Door lijden tot heerlijkheid
Deze goede moeder vergat namelijk wat. Ze had er geen oog voor dat de profeten ook gesproken hadden over het lijden dat de Messias eerst moest ondergaan. Christus wijst deze zorgzame moeder daarop met de woorden: “Gij weet niet wat gij vraagt, kunt gij de beker drinken die Ik zal drinken?”
Hier doelt de Heiland op het lijden dat Hij moet ondergaan. Zonder lijden geen heerlijkheid. Zonder kruis geen open hemel voor zondaars en geen Messiaans rijk. De vrouw van Zebedeüs moest dat wel bedenken.

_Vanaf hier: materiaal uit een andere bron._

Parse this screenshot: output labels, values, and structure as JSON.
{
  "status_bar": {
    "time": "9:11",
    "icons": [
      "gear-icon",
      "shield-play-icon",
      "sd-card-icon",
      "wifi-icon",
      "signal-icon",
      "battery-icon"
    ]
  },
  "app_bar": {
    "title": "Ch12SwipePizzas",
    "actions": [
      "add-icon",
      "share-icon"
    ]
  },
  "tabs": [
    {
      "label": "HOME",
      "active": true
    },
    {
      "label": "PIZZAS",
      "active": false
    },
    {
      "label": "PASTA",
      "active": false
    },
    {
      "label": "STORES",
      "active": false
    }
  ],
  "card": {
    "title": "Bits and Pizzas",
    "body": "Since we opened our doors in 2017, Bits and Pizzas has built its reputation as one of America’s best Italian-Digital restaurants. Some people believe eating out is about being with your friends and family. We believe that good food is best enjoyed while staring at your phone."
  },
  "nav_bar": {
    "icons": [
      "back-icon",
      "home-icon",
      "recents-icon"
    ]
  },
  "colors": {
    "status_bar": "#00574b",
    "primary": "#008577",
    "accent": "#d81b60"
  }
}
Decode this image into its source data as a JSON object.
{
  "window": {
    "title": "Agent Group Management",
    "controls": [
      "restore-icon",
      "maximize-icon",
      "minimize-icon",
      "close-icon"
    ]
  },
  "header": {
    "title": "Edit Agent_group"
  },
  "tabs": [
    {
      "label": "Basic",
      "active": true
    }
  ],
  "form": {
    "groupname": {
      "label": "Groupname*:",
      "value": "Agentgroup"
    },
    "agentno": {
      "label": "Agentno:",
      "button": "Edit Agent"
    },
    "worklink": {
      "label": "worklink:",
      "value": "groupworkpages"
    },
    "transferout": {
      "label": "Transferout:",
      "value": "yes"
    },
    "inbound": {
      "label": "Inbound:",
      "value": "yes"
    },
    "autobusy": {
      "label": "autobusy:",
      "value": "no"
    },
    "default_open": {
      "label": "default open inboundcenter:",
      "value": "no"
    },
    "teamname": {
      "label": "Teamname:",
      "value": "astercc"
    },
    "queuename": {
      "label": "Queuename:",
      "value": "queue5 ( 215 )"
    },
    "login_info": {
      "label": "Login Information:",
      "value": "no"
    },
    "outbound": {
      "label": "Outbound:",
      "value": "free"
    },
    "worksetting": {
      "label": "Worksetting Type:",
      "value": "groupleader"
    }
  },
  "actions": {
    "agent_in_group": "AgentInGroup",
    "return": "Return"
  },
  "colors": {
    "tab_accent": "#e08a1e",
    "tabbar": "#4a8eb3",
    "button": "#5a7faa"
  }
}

Wie vandaag de dag het geestelijk heil van zijn kinderen zoekt, heeft dat ook wel te bedenken! We kunnen natuurlijk niet zelf onze kinderen bekeren, maar we kunnen er wel veel voor doen. We zullen onze kinderen moeten bepalen bij het feit, dat de weg naar de hemel voert over Golgotha.
Wij kunnen
Het gesprek is daarmee niet af. Het blijkt dat de moeder niet alleen is. Haar zonen staan bij haar, en op de vraag van de Here staan ze direct met hun antwoord klaar: zij kunnen de lijdensbeker ook drinken!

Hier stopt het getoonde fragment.